Download or read book Fourier Series and Integral Transforms written by Allan Pinkus and published by Cambridge University Press. This book was released on 1997-07-10 with total page 204 pages. Available in PDF, EPUB and Kindle. Book excerpt: Textbook covering the basics of Fourier series, Fourier transforms and Laplace transforms.
Download or read book Introduction to Integral Equations with Applications written by Abdul J. Jerri and published by John Wiley & Sons. This book was released on 1999-09-03 with total page 458 pages. Available in PDF, EPUB and Kindle. Book excerpt: From the reviews of the First Edition: "Extremely clear, self-contained text . . . offers to a wide class of readers the theoretical foundations and the modern numerical methods of the theory of linear integral equations."-Revue Roumaine de Mathematiques Pures et Appliquées. Abdul Jerri has revised his highly applied book to make it even more useful for scientists and engineers, as well as mathematicians. Covering the fundamental ideas and techniques at a level accessible to anyone with a solid undergraduate background in calculus and differential equations, Dr. Jerri clearly demonstrates how to use integral equations to solve real-world engineering and physics problems.
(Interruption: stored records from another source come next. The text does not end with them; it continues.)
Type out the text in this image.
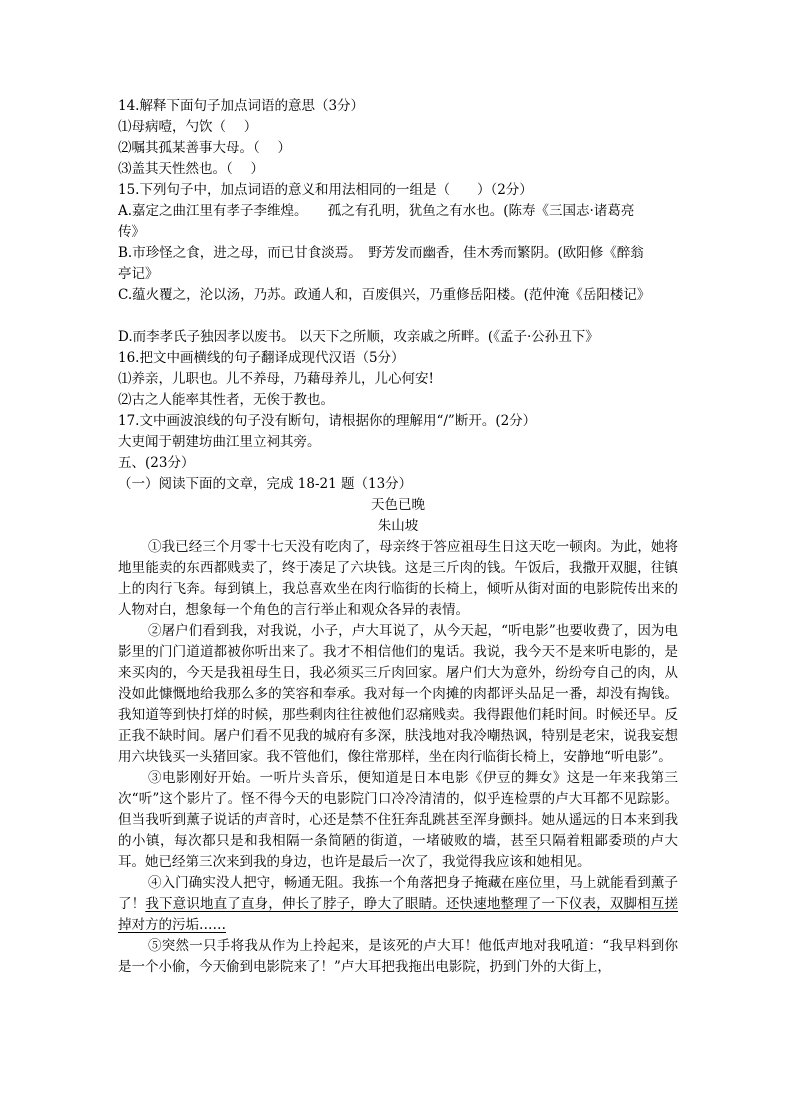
14.解释下面句子加点词语的意思（3分）
⑴母病噎，勺饮（　 ）
⑵嘱其孤某善事大母。（　 ）
⑶盖其天性然也。（　 ）
15.下列句子中，加点词语的意义和用法相同的一组是（　　）（2分）
A.嘉定之曲江里有孝子李维煌。　　孤之有孔明，犹鱼之有水也。(陈寿《三国志·诸葛亮
传》
B.市珍怪之食，进之母，而已甘食淡焉。　野芳发而幽香，佳木秀而繁阴。(欧阳修《醉翁
亭记》
C.蕴火覆之，沦以汤，乃苏。政通人和，百废俱兴，乃重修岳阳楼。(范仲淹《岳阳楼记》
D.而李孝氏子独因孝以废书。 以天下之所顺，攻亲戚之所畔。(《孟子·公孙丑下》
16.把文中画横线的句子翻译成现代汉语（5分）
⑴养亲，儿职也。儿不养母，乃藉母养儿，儿心何安!
⑵古之人能率其性者，无俟于教也。
17.文中画波浪线的句子没有断句，请根据你的理解用“/”断开。(2分）
大吏闻于朝建坊曲江里立祠其旁。
五、(23分）
（一）阅读下面的文章，完成 18-21 题（13分）
天色已晚
朱山坡

①我已经三个月零十七天没有吃肉了，母亲终于答应祖母生日这天吃一顿肉。为此，她将地里能卖的东西都贱卖了，终于凑足了六块钱。这是三斤肉的钱。午饭后，我撒开双腿，往镇上的肉行飞奔。每到镇上，我总喜欢坐在肉行临街的长椅上，倾听从街对面的电影院传出来的人物对白，想象每一个角色的言行举止和观众各异的表情。

②屠户们看到我，对我说，小子，卢大耳说了，从今天起，“听电影”也要收费了，因为电影里的门门道道都被你听出来了。我才不相信他们的鬼话。我说，我今天不是来听电影的，是来买肉的，今天是我祖母生日，我必须买三斤肉回家。屠户们大为意外，纷纷夸自己的肉，从没如此慷慨地给我那么多的笑容和奉承。我对每一个肉摊的肉都评头品足一番，却没有掏钱。我知道等到快打烊的时候，那些剩肉往往被他们忍痛贱卖。我得跟他们耗时间。时候还早。反正我不缺时间。屠户们看不见我的城府有多深，肤浅地对我冷嘲热讽，特别是老宋，说我妄想用六块钱买一头猪回家。我不管他们，像往常那样，坐在肉行临街长椅上，安静地“听电影”。

③电影刚好开始。一听片头音乐，便知道是日本电影《伊豆的舞女》这是一年来我第三次“听”这个影片了。怪不得今天的电影院门口冷冷清清的，似乎连检票的卢大耳都不见踪影。但当我听到薰子说话的声音时，心还是禁不住狂奔乱跳甚至浑身颤抖。她从遥远的日本来到我的小镇，每次都只是和我相隔一条简陋的街道，一堵破败的墙，甚至只隔着粗鄙委琐的卢大耳。她已经第三次来到我的身边，也许是最后一次了，我觉得我应该和她相见。

④入门确实没人把守，畅通无阻。我拣一个角落把身子掩藏在座位里，马上就能看到薰子了！我下意识地直了直身，伸长了脖子，睁大了眼睛。还快速地整理了一下仪表，双脚相互搓掉对方的污垢……

⑤突然一只手将我从作为上拎起来，是该死的卢大耳！他低声地对我吼道：“我早料到你是一个小偷，今天偷到电影院来了！”卢大耳把我拖出电影院，扔到门外的大街上，
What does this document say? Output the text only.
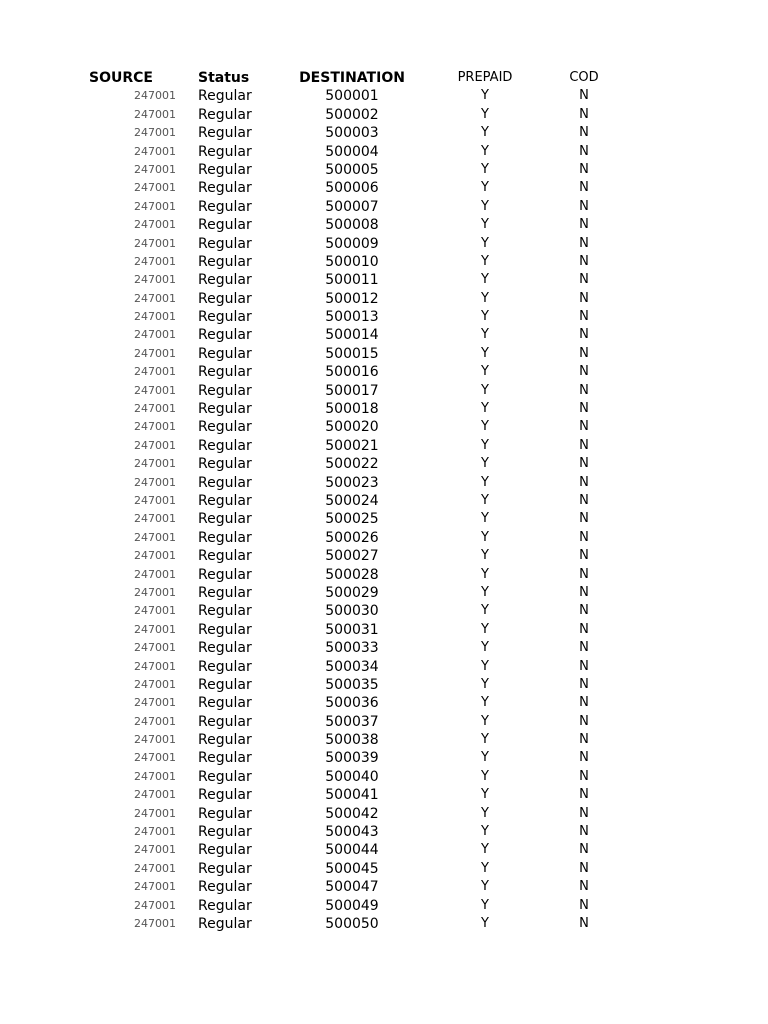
SOURCE	Status	DESTINATION	PREPAID	COD
247001	Regular	500001	Y	N
247001	Regular	500002	Y	N
247001	Regular	500003	Y	N
247001	Regular	500004	Y	N
247001	Regular	500005	Y	N
247001	Regular	500006	Y	N
247001	Regular	500007	Y	N
247001	Regular	500008	Y	N
247001	Regular	500009	Y	N
247001	Regular	500010	Y	N
247001	Regular	500011	Y	N
247001	Regular	500012	Y	N
247001	Regular	500013	Y	N
247001	Regular	500014	Y	N
247001	Regular	500015	Y	N
247001	Regular	500016	Y	N
247001	Regular	500017	Y	N
247001	Regular	500018	Y	N
247001	Regular	500020	Y	N
247001	Regular	500021	Y	N
247001	Regular	500022	Y	N
247001	Regular	500023	Y	N
247001	Regular	500024	Y	N
247001	Regular	500025	Y	N
247001	Regular	500026	Y	N
247001	Regular	500027	Y	N
247001	Regular	500028	Y	N
247001	Regular	500029	Y	N
247001	Regular	500030	Y	N
247001	Regular	500031	Y	N
247001	Regular	500033	Y	N
247001	Regular	500034	Y	N
247001	Regular	500035	Y	N
247001	Regular	500036	Y	N
247001	Regular	500037	Y	N
247001	Regular	500038	Y	N
247001	Regular	500039	Y	N
247001	Regular	500040	Y	N
247001	Regular	500041	Y	N
247001	Regular	500042	Y	N
247001	Regular	500043	Y	N
247001	Regular	500044	Y	N
247001	Regular	500045	Y	N
247001	Regular	500047	Y	N
247001	Regular	500049	Y	N
247001	Regular	500050	Y	N
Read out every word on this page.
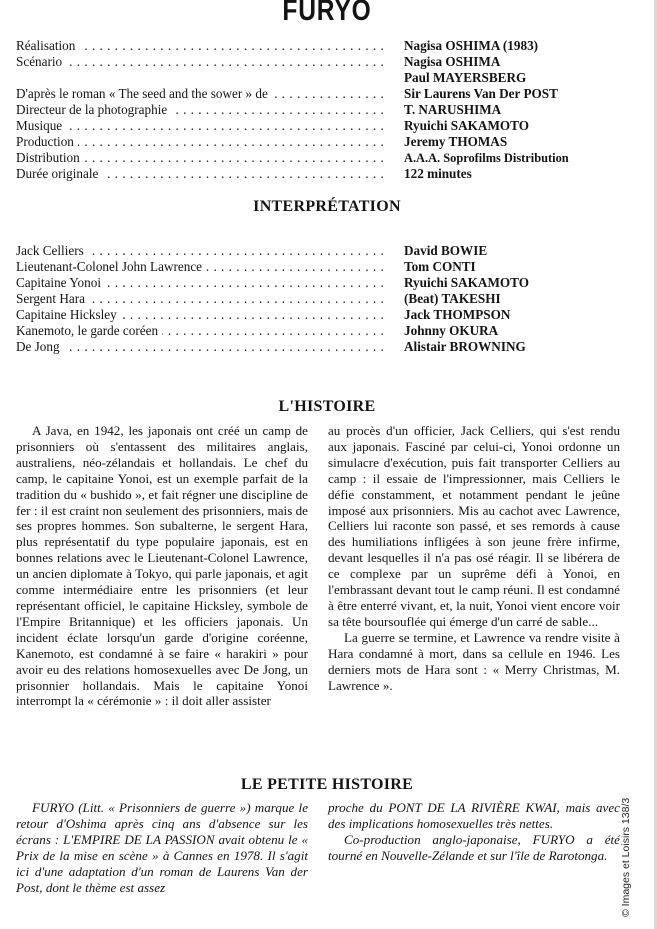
FURYO
Réalisation . . .	Nagisa OSHIMA (1983)
Scénario . . .	Nagisa OSHIMA
Paul MAYERSBERG
D'après le roman « The seed and the sower » de . . .	Sir Laurens Van Der POST
Directeur de la photographie . . .	T. NARUSHIMA
Musique . . .	Ryuichi SAKAMOTO
Production . . .	Jeremy THOMAS
Distribution . . .	A.A.A. Soprofilms Distribution
Durée originale . . .	122 minutes
INTERPRÉTATION
Jack Celliers . . .	David BOWIE
Lieutenant-Colonel John Lawrence . . .	Tom CONTI
Capitaine Yonoi . . .	Ryuichi SAKAMOTO
Sergent Hara . . .	(Beat) TAKESHI
Capitaine Hicksley . . .	Jack THOMPSON
Kanemoto, le garde coréen . . .	Johnny OKURA
De Jong . . .	Alistair BROWNING
L'HISTOIRE

A Java, en 1942, les japonais ont créé un camp de prisonniers où s'entassent des militaires anglais, australiens, néo-zélandais et hollandais. Le chef du camp, le capitaine Yonoi, est un exemple parfait de la tradition du « bushido », et fait régner une discipline de fer : il est craint non seulement des prisonniers, mais de ses propres hommes. Son subalterne, le sergent Hara, plus représentatif du type populaire japonais, est en bonnes relations avec le Lieutenant-Colonel Lawrence, un ancien diplomate à Tokyo, qui parle japonais, et agit comme intermédiaire entre les prisonniers (et leur représentant officiel, le capitaine Hicksley, symbole de l'Empire Britannique) et les officiers japonais. Un incident éclate lorsqu'un garde d'origine coréenne, Kanemoto, est condamné à se faire « harakiri » pour avoir eu des relations homosexuelles avec De Jong, un prisonnier hollandais. Mais le capitaine Yonoi interrompt la « cérémonie » : il doit aller assister

au procès d'un officier, Jack Celliers, qui s'est rendu aux japonais. Fasciné par celui-ci, Yonoi ordonne un simulacre d'exécution, puis fait transporter Celliers au camp : il essaie de l'impressionner, mais Celliers le défie constamment, et notamment pendant le jeûne imposé aux prisonniers. Mis au cachot avec Lawrence, Celliers lui raconte son passé, et ses remords à cause des humiliations infligées à son jeune frère infirme, devant lesquelles il n'a pas osé réagir. Il se libérera de ce complexe par un suprême défi à Yonoi, en l'embrassant devant tout le camp réuni. Il est condamné à être enterré vivant, et, la nuit, Yonoi vient encore voir sa tête boursouflée qui émerge d'un carré de sable...

La guerre se termine, et Lawrence va rendre visite à Hara condamné à mort, dans sa cellule en 1946. Les derniers mots de Hara sont : « Merry Christmas, M. Lawrence ».

LE PETITE HISTOIRE

FURYO (Litt. « Prisonniers de guerre ») marque le retour d'Oshima après cinq ans d'absence sur les écrans : L'EMPIRE DE LA PASSION avait obtenu le « Prix de la mise en scène » à Cannes en 1978. Il s'agit ici d'une adaptation d'un roman de Laurens Van der Post, dont le thème est assez

proche du PONT DE LA RIVIÈRE KWAI, mais avec des implications homosexuelles très nettes.

Co-production anglo-japonaise, FURYO a été tourné en Nouvelle-Zélande et sur l'île de Rarotonga.	© Images et Loisirs 138/3
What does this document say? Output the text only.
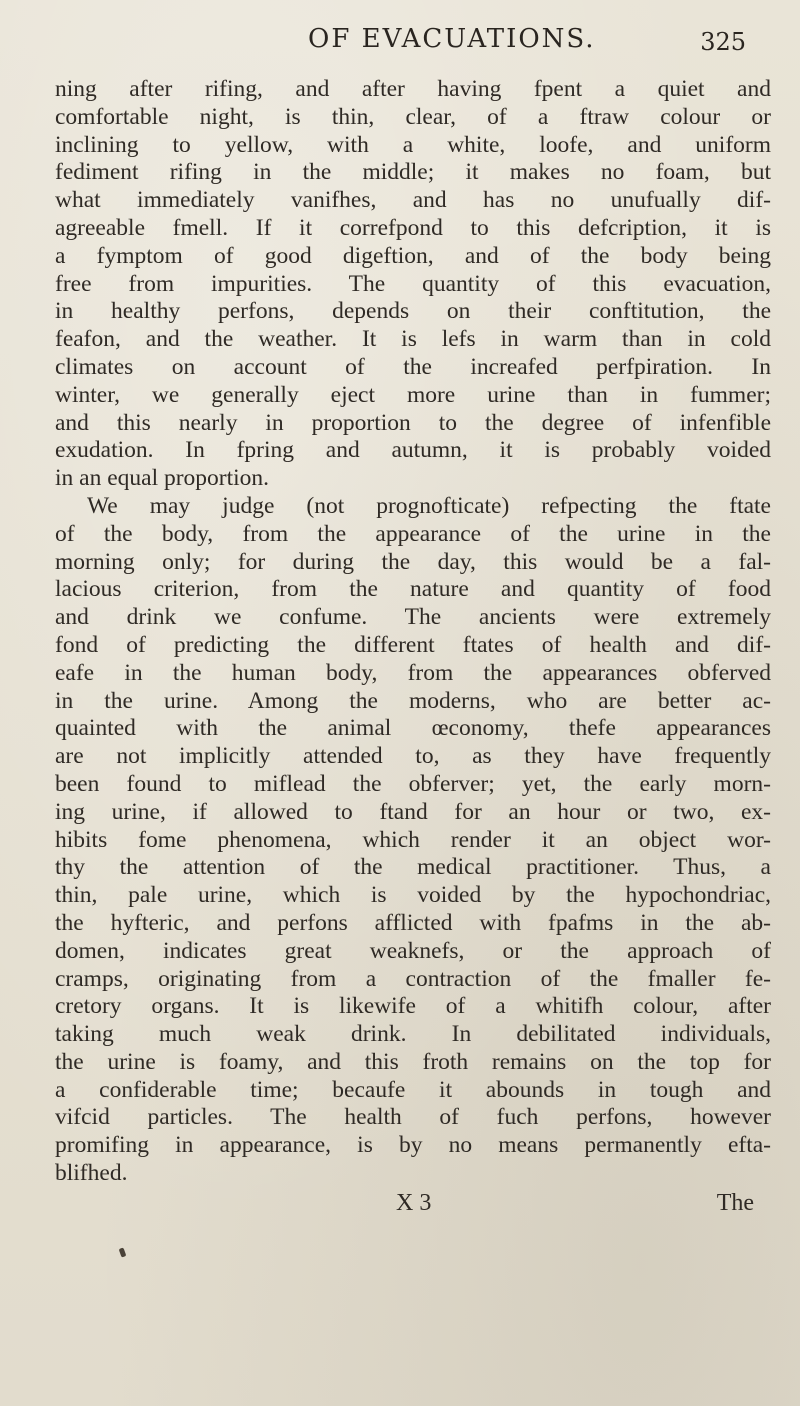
OF EVACUATIONS.	325
ning after rifing, and after having fpent a quiet and
comfortable night, is thin, clear, of a ftraw colour or
inclining to yellow, with a white, loofe, and uniform
fediment rifing in the middle; it makes no foam, but
what immediately vanifhes, and has no unufually dif-
agreeable fmell. If it correfpond to this defcription, it is
a fymptom of good digeftion, and of the body being
free from impurities. The quantity of this evacuation,
in healthy perfons, depends on their conftitution, the
feafon, and the weather. It is lefs in warm than in cold
climates on account of the increafed perfpiration. In
winter, we generally eject more urine than in fummer;
and this nearly in proportion to the degree of infenfible
exudation. In fpring and autumn, it is probably voided
in an equal proportion.
We may judge (not prognofticate) refpecting the ftate
of the body, from the appearance of the urine in the
morning only; for during the day, this would be a fal-
lacious criterion, from the nature and quantity of food
and drink we confume. The ancients were extremely
fond of predicting the different ftates of health and dif-
eafe in the human body, from the appearances obferved
in the urine. Among the moderns, who are better ac-
quainted with the animal œconomy, thefe appearances
are not implicitly attended to, as they have frequently
been found to miflead the obferver; yet, the early morn-
ing urine, if allowed to ftand for an hour or two, ex-
hibits fome phenomena, which render it an object wor-
thy the attention of the medical practitioner. Thus, a
thin, pale urine, which is voided by the hypochondriac,
the hyfteric, and perfons afflicted with fpafms in the ab-
domen, indicates great weaknefs, or the approach of
cramps, originating from a contraction of the fmaller fe-
cretory organs. It is likewife of a whitifh colour, after
taking much weak drink. In debilitated individuals,
the urine is foamy, and this froth remains on the top for
a confiderable time; becaufe it abounds in tough and
vifcid particles. The health of fuch perfons, however
promifing in appearance, is by no means permanently efta-
blifhed.
X 3	The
This edition provides precise guidelines to the basic methods of solutions, details more varied numerical methods, and substantially boosts the total of practical examples and exercises. Plus, it features added emphasis on the basic theorems for the existence and uniqueness of solutions of integral equations and points out the interrelation between differentiation and integration. Other features include: * A new section on integral equations in higher dimensions. * An improved presentation of the Laplace and Fourier transforms. * A new detailed section for Fredholm integral equations of the first kind. * A new chapter covering the basic higher quadrature numerical integration rules. * A concise introduction to linear and nonlinear integral equations. * Clear examples of singular integral equations and their solutions. * A student's solutions manual available directly from the author.